Thailand’s National Electric Vehicle Policy Board has extended battery electric vehicle (BEV) production deadlines. Specifically, this responds to industry challenges and reduced production outputs. SuperMetalPrice reports that the Board of Investment (BOI) confirmed this extension. Thus, manufacturers gain more time to meet production commitments.
Updated Production Targets and Subsidy Revisions: Adapting to Market Conditions
Under the revised EV 3.5 guidelines, manufacturers must produce 1½ BEVs by 2025 per imported vehicle. Previously, the EV 3.0 required one BEV per imported vehicle. However, unfulfilled 2023 commitments won’t qualify for retroactive subsidies. Instead, they must comply with EV 3.5 rules for future subsidies. Consequently, Thailand aims to maintain EV transition momentum.
Broader Impact on Thailand’s Auto Industry and EV Growth: Navigating Economic Headwinds
The extension addresses broader struggles in Thailand’s automotive sector. Indeed, the Federation of Thai Industries (FTI) lowered its 2024 auto production forecast. Furthermore, January to October 2023 production declined by 19%. Nevertheless, electric vehicle production remains a bright spot. Therefore, EV market growth potential exists despite economic difficulties.

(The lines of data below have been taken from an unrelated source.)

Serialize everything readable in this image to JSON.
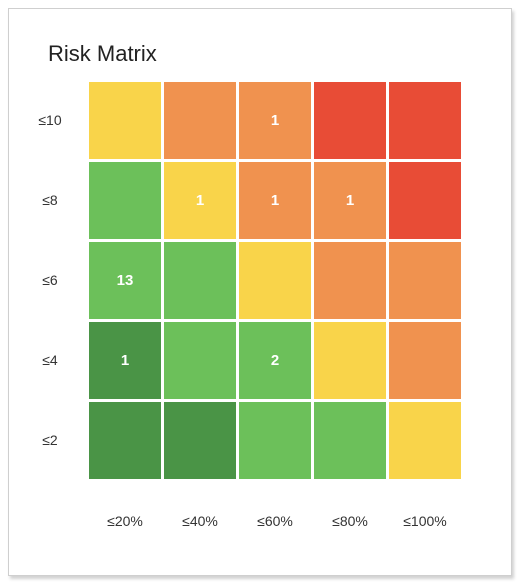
{
  "title": "Risk Matrix",
  "chart_data": {
    "type": "heatmap",
    "title": "Risk Matrix",
    "x_categories": [
      "≤20%",
      "≤40%",
      "≤60%",
      "≤80%",
      "≤100%"
    ],
    "y_categories": [
      "≤10",
      "≤8",
      "≤6",
      "≤4",
      "≤2"
    ],
    "colors": {
      "dark_green": "#4a9446",
      "green": "#6cc05a",
      "yellow": "#f9d44a",
      "orange": "#f0924f",
      "red": "#e84c36"
    },
    "cells": [
      [
        "yellow",
        "orange",
        "orange",
        "red",
        "red"
      ],
      [
        "green",
        "yellow",
        "orange",
        "orange",
        "red"
      ],
      [
        "green",
        "green",
        "yellow",
        "orange",
        "orange"
      ],
      [
        "dark_green",
        "green",
        "green",
        "yellow",
        "orange"
      ],
      [
        "dark_green",
        "dark_green",
        "green",
        "green",
        "yellow"
      ]
    ],
    "values": [
      [
        "",
        "",
        "1",
        "",
        ""
      ],
      [
        "",
        "1",
        "1",
        "1",
        ""
      ],
      [
        "13",
        "",
        "",
        "",
        ""
      ],
      [
        "1",
        "",
        "2",
        "",
        ""
      ],
      [
        "",
        "",
        "",
        "",
        ""
      ]
    ]
  }
}
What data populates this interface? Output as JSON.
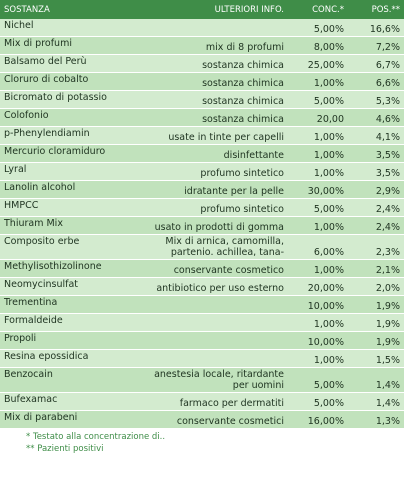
{
  "table": {
    "header": [
      "SOSTANZA",
      "ULTERIORI INFO.",
      "CONC.*",
      "POS.**"
    ],
    "rows": [
      {
        "sostanza": "Nichel",
        "conc": "5,00%",
        "pos": "16,6%"
      },
      {
        "sostanza": "Mix di profumi",
        "info": "mix di 8 profumi",
        "conc": "8,00%",
        "pos": "7,2%"
      },
      {
        "sostanza": "Balsamo del Perù",
        "info": "sostanza chimica",
        "conc": "25,00%",
        "pos": "6,7%"
      },
      {
        "sostanza": "Cloruro di cobalto",
        "info": "sostanza chimica",
        "conc": "1,00%",
        "pos": "6,6%"
      },
      {
        "sostanza": "Bicromato di potassio",
        "info": "sostanza chimica",
        "conc": "5,00%",
        "pos": "5,3%"
      },
      {
        "sostanza": "Colofonio",
        "info": "sostanza chimica",
        "conc": "20,00",
        "pos": "4,6%"
      },
      {
        "sostanza": "p-Phenylendiamin",
        "info": "usate in tinte per capelli",
        "conc": "1,00%",
        "pos": "4,1%"
      },
      {
        "sostanza": "Mercurio cloramiduro",
        "info": "disinfettante",
        "conc": "1,00%",
        "pos": "3,5%"
      },
      {
        "sostanza": "Lyral",
        "info": "profumo sintetico",
        "conc": "1,00%",
        "pos": "3,5%"
      },
      {
        "sostanza": "Lanolin alcohol",
        "info": "idratante per la pelle",
        "conc": "30,00%",
        "pos": "2,9%"
      },
      {
        "sostanza": "HMPCC",
        "info": "profumo sintetico",
        "conc": "5,00%",
        "pos": "2,4%"
      },
      {
        "sostanza": "Thiuram Mix",
        "info": "usato in prodotti di gomma",
        "conc": "1,00%",
        "pos": "2,4%"
      },
      {
        "sostanza": "Composito erbe",
        "info": "Mix di arnica, camomilla, partenio. achillea, tana-",
        "conc": "6,00%",
        "pos": "2,3%"
      },
      {
        "sostanza": "Methylisothizolinone",
        "info": "conservante cosmetico",
        "conc": "1,00%",
        "pos": "2,1%"
      },
      {
        "sostanza": "Neomycinsulfat",
        "info": "antibiotico per uso esterno",
        "conc": "20,00%",
        "pos": "2,0%"
      },
      {
        "sostanza": "Trementina",
        "conc": "10,00%",
        "pos": "1,9%"
      },
      {
        "sostanza": "Formaldeide",
        "conc": "1,00%",
        "pos": "1,9%"
      },
      {
        "sostanza": "Propoli",
        "conc": "10,00%",
        "pos": "1,9%"
      },
      {
        "sostanza": "Resina epossidica",
        "conc": "1,00%",
        "pos": "1,5%"
      },
      {
        "sostanza": "Benzocain",
        "info": "anestesia locale, ritardante per uomini",
        "conc": "5,00%",
        "pos": "1,4%"
      },
      {
        "sostanza": "Bufexamac",
        "info": "farmaco per dermatiti",
        "conc": "5,00%",
        "pos": "1,4%"
      },
      {
        "sostanza": "Mix di parabeni",
        "info": "conservante cosmetici",
        "conc": "16,00%",
        "pos": "1,3%"
      }
    ]
  },
  "footnotes": [
    "* Testato alla concentrazione di..",
    "** Pazienti positivi"
  ]
}
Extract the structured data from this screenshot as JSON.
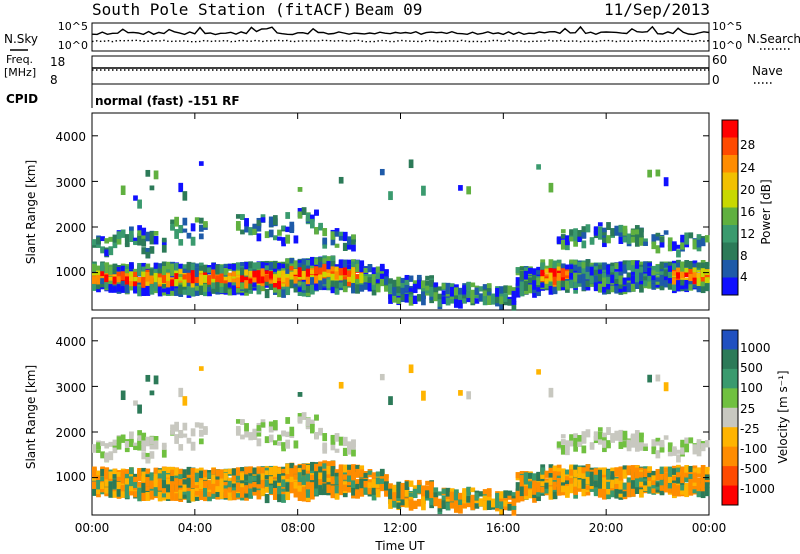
{
  "header": {
    "title": "South Pole Station (fitACF)",
    "beam": "Beam 09",
    "date": "11/Sep/2013"
  },
  "status_panels": {
    "nsky_label": "N.Sky",
    "nsky_ticks": [
      "10^5",
      "10^0"
    ],
    "nsearch_label": "N.Search",
    "nsearch_ticks": [
      "10^5",
      "10^0"
    ],
    "freq_label_line1": "Freq.",
    "freq_label_line2": "[MHz]",
    "freq_ticks": [
      "18",
      "8"
    ],
    "nave_label": "Nave",
    "nave_ticks": [
      "60",
      "0"
    ],
    "cpid_label": "CPID",
    "cpid_text": "normal (fast) -151 RF"
  },
  "chart_data": [
    {
      "type": "heatmap",
      "name": "power",
      "ylabel": "Slant Range [km]",
      "yticks": [
        "4000",
        "3000",
        "2000",
        "1000"
      ],
      "ylim": [
        180,
        4500
      ],
      "colorbar_label": "Power [dB]",
      "colorbar_ticks": [
        "28",
        "24",
        "20",
        "16",
        "12",
        "8",
        "4"
      ],
      "colors": [
        "#ff0000",
        "#ff4a00",
        "#ff8c00",
        "#f2c000",
        "#c8d800",
        "#60b040",
        "#3a9a6e",
        "#2c7a58",
        "#1e5aa8",
        "#1010ff"
      ]
    },
    {
      "type": "heatmap",
      "name": "velocity",
      "ylabel": "Slant Range [km]",
      "yticks": [
        "4000",
        "3000",
        "2000",
        "1000"
      ],
      "ylim": [
        180,
        4500
      ],
      "colorbar_label": "Velocity [m s⁻¹]",
      "colorbar_ticks": [
        "1000",
        "500",
        "100",
        "25",
        "-25",
        "-100",
        "-500",
        "-1000"
      ],
      "colors": [
        "#2050c0",
        "#2c7a58",
        "#3a9a6e",
        "#70c040",
        "#c8c8c0",
        "#ffb400",
        "#ff8c00",
        "#ff4a00",
        "#ff0000"
      ]
    }
  ],
  "xaxis": {
    "label": "Time UT",
    "ticks": [
      "00:00",
      "04:00",
      "08:00",
      "12:00",
      "16:00",
      "20:00",
      "00:00"
    ]
  }
}
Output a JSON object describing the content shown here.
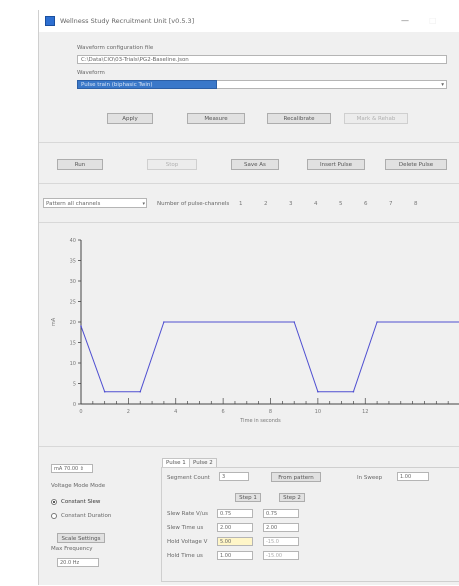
{
  "window": {
    "title": "Wellness Study Recruitment Unit [v0.5.3]",
    "min": "—",
    "max": "□"
  },
  "top": {
    "pulse_file_label": "Waveform configuration file",
    "pulse_file_value": "C:\\Data\\CIO\\03-Trials\\PG2-Baseline.json",
    "waveform_label": "Waveform",
    "waveform_value": "Pulse train (biphasic Twin)",
    "buttons": [
      "Apply",
      "Measure",
      "Recalibrate",
      "Mark & Rehab"
    ]
  },
  "controls": {
    "buttons": [
      "Run",
      "Stop",
      "Save As",
      "Insert Pulse",
      "Delete Pulse"
    ]
  },
  "pattern": {
    "mode": "Pattern all channels",
    "points_label": "Number of pulse-channels",
    "points": [
      "1",
      "2",
      "3",
      "4",
      "5",
      "6",
      "7",
      "8"
    ]
  },
  "chart_data": {
    "type": "line",
    "title": "",
    "xlabel": "Time in seconds",
    "ylabel": "mA",
    "xlim": [
      0,
      16
    ],
    "ylim": [
      0,
      40
    ],
    "x_ticks": [
      "0",
      "2",
      "4",
      "6",
      "8",
      "10",
      "12"
    ],
    "y_ticks": [
      "0",
      "5",
      "10",
      "15",
      "20",
      "25",
      "30",
      "35",
      "40"
    ],
    "series": [
      {
        "color": "#4f4fd1",
        "x": [
          0,
          1,
          2.5,
          3.5,
          9,
          10,
          11.5,
          12.5,
          16
        ],
        "y": [
          19,
          3,
          3,
          20,
          20,
          3,
          3,
          20,
          20
        ]
      }
    ]
  },
  "bottom": {
    "current_value": "70.00",
    "current_unit": "mA",
    "voltage_mode_label": "Voltage Mode Mode",
    "radio_constant_slew": "Constant Slew",
    "radio_constant_duration": "Constant Duration",
    "scale_settings": "Scale Settings",
    "max_frequency_label": "Max Frequency",
    "max_frequency_value": "20.0 Hz",
    "tabs": [
      "Pulse 1",
      "Pulse 2"
    ],
    "segment_count_label": "Segment Count",
    "segment_count_value": "3",
    "from_pattern_btn": "From pattern",
    "in_sweep_label": "In Sweep",
    "in_sweep_value": "1.00",
    "step_btns": [
      "Step 1",
      "Step 2"
    ],
    "rows": [
      {
        "label": "Slew Rate V/us",
        "a": "0.75",
        "b": "0.75"
      },
      {
        "label": "Slew Time us",
        "a": "2.00",
        "b": "2.00"
      },
      {
        "label": "Hold Voltage V",
        "a": "5.00",
        "b": "-15.0"
      },
      {
        "label": "Hold Time us",
        "a": "1.00",
        "b": "-15.00"
      }
    ]
  }
}
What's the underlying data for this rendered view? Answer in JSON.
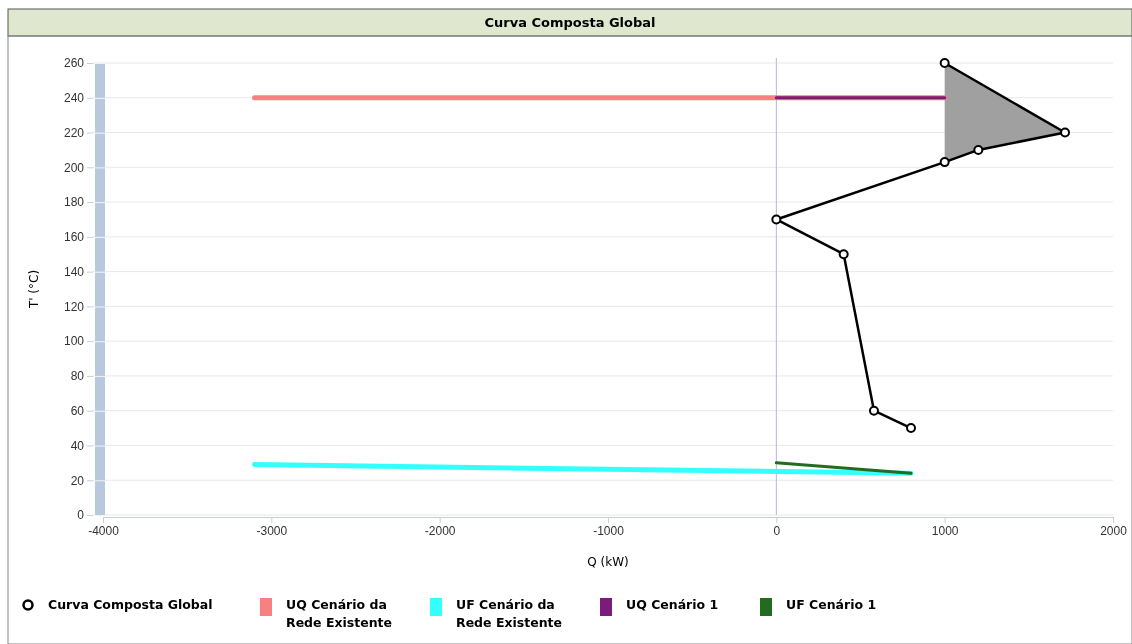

Government Measures to Stimulate Investment in EV Sector: Fostering Sustainable Growth
The BOI approved a temporary excise tax reduction for hybrid vehicles from 2028 to 2032. To illustrate, this measure aims to stimulate 50 billion baht in new investments. Additionally, manufacturers must meet CO2 emissions standards and invest in local production. Hence, Thailand supports greener mobility and attracts long-term EV sector investments. Ultimately, these efforts support Thailand’s EV transition goals.